I have thus plainly stated my views as to the extent of the admiralty jurisdiction of this court, that, from the decision necessarily made in the present suit, no misapprehension should exist of the purpose of the court to exercise that jurisdiction in all cases of maritime contracts, when they properly arise. The obstacle in the way here is not necessarily in the character of the contract, but in the mode of procedure claimed by counsel. The twenty-second rule in admiralty prescribed by the supreme court of the United States, directs the mode of procedure in all petitory or possessory suits between part owners or adverse proprietors of a ship.
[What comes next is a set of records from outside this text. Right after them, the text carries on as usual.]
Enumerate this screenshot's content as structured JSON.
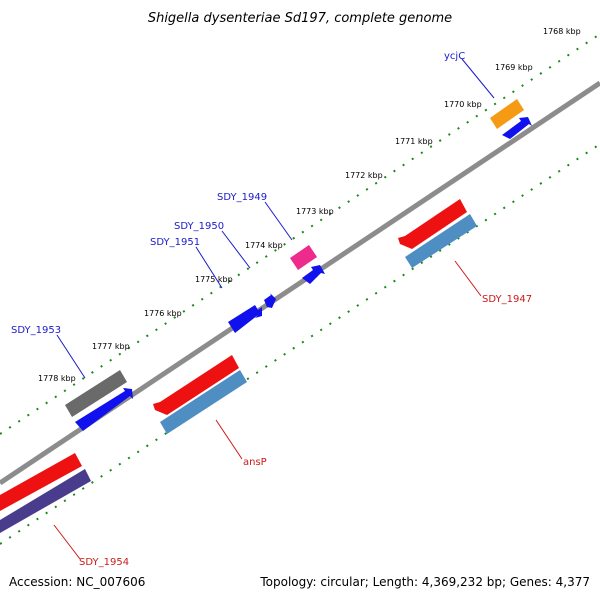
{
  "title": "Shigella dysenteriae Sd197, complete genome",
  "footer": {
    "accession": "Accession: NC_007606",
    "summary": "Topology: circular; Length: 4,369,232 bp; Genes: 4,377"
  },
  "colors": {
    "backbone": "#8c8c8c",
    "tick": "#1a8a1a",
    "forward_label": "#1a1acc",
    "reverse_label": "#cc1a1a",
    "gene_red": "#ee1111",
    "cds_blue": "#1111ee",
    "cds_steel": "#4f8ec2",
    "gene_gray": "#6a6a6a",
    "gene_orange": "#f59a14",
    "gene_pink": "#ee2a8c",
    "cds_purple": "#4a3c8c"
  },
  "kbp_ticks": [
    {
      "label": "1768 kbp"
    },
    {
      "label": "1769 kbp"
    },
    {
      "label": "1770 kbp"
    },
    {
      "label": "1771 kbp"
    },
    {
      "label": "1772 kbp"
    },
    {
      "label": "1773 kbp"
    },
    {
      "label": "1774 kbp"
    },
    {
      "label": "1775 kbp"
    },
    {
      "label": "1776 kbp"
    },
    {
      "label": "1777 kbp"
    },
    {
      "label": "1778 kbp"
    }
  ],
  "genes": [
    {
      "name": "ycjC",
      "strand": "forward"
    },
    {
      "name": "SDY_1949",
      "strand": "forward"
    },
    {
      "name": "SDY_1950",
      "strand": "forward"
    },
    {
      "name": "SDY_1951",
      "strand": "forward"
    },
    {
      "name": "SDY_1953",
      "strand": "forward"
    },
    {
      "name": "SDY_1947",
      "strand": "reverse"
    },
    {
      "name": "ansP",
      "strand": "reverse"
    },
    {
      "name": "SDY_1954",
      "strand": "reverse"
    }
  ]
}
It declares the process shall be an arrest of the vessel and by a monition to the adverse party to appear and make answer to the suit. The rule requires a joint proceeding in rem and in personam. The libel is the foundation for the action of the court, and it determines the character of the decree. It cannot be amended to change the form of the action any more than a proceeding in the common law action of ejectment could be changed into an action of trespass. Such, however, would be the case if the suit should now be allowed to proceed in personam. An amended libel seeking damages for a breach of the contract would be the virtual institution of a new suit, and a novelty in admiralty practice.
The exceptions to the jurisdiction of the court are sustained, and the libel dismissed without prejudice.